Williams applies this philosophy—of forming community without compromising personal identity—across the board, whether it’s at the industry-level, as gamers, or as human beings. “I want people to understand there’s going to be different types who walk through the door, and there’s going to be a level of empathy, respect, and acceptance that needs to happen,” he says. “No matter the race, color, creed, sexuality, if you’re a gamer and you can play, you belong here.” Williams even extends this rule to the specific games that people play. “I want people to always feel like there’s a post for them, and however they play—whether it’s tournaments, speed runs, high scores—whatever and however you play, there’s a place for that.” Williams’s slogan for A Gamer’s Nostalgia is “Game Better Together. “And I really believe that,” he says.
Williams currently works as esports and gaming teacher for Vertus High School, a charter school for young men focused on character development and career preparation. The school also serves as the current home for A Gamer’s Nostalgia. “Literally since day one they’ve been so embracing; I just feel like the staff, message, vision, goal … you can kind of tell when people are just saying stuff. But here they really walk what they talk.” Williams has found that part of his job now is teaching kids and teens the valuable real-world applications of gaming, just like he had to define and defend his company’s mission when he started out. “It’s not only teaching them but showing them the different careers that branch off from gaming and esports, whether it be coding, programming, TOing, voice acting, mocap—all those things that are available now that weren’t around or well-known back then.” A big part of his job is explaining to parents the opportunities that exist within gaming. “There’s still a lot of skeptical parents,” he sympathizes. “Like, ‘this video game thing, is there really a career in it?’”

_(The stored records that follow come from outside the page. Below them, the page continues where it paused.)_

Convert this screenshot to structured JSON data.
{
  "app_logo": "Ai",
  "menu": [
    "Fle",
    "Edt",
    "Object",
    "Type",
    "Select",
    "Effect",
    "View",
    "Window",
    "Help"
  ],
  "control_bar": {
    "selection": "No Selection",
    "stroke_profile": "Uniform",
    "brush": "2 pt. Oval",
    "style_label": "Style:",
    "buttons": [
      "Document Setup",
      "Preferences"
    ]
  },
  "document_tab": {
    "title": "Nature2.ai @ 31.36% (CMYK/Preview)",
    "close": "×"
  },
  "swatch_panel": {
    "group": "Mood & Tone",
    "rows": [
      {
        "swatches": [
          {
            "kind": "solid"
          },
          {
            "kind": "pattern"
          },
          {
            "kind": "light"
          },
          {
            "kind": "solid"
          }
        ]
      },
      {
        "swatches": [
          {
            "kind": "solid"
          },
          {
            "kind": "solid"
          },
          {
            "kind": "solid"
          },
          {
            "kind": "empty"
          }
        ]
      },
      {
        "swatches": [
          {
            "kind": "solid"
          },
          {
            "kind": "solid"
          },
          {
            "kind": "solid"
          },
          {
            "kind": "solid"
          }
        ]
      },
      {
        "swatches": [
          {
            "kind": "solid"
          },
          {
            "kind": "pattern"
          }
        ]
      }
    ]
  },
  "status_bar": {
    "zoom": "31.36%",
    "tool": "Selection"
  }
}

Williams takes his answers to these questions very seriously. “It’s important for people to have talking points for discussions with their family and friends about why they chose what they chose in life, why they do what they do.” As a teacher, coach, and mentor, Williams continues to apply his philosophy. “It’s already hard enough to choose it sometimes when it’s not something that’s considered normal in society, but it’s even harder to then present that to your family when they expected you to have a different path.” His gaming classroom is across the hall from a fully outfitted barbershop classroom. “You can see what students are going to go to college, and which ones want to work with their hands, maybe as electricians, plumbers, or carpenters . . . we explore those things because we understand each person is different. Each person has their own reason for it, and there is no one cookie cutter path for each child.” Williams believes that, for himself, entrepreneurship is in his makeup. His family wanted him to go to college, “but once they saw how passionate I was and how much I loved it, then they started to lean with me into my passions.”
“And I want more people to have support systems,” he says. “Because sometimes the folks around them won’t lean into it, but the people in the community will.”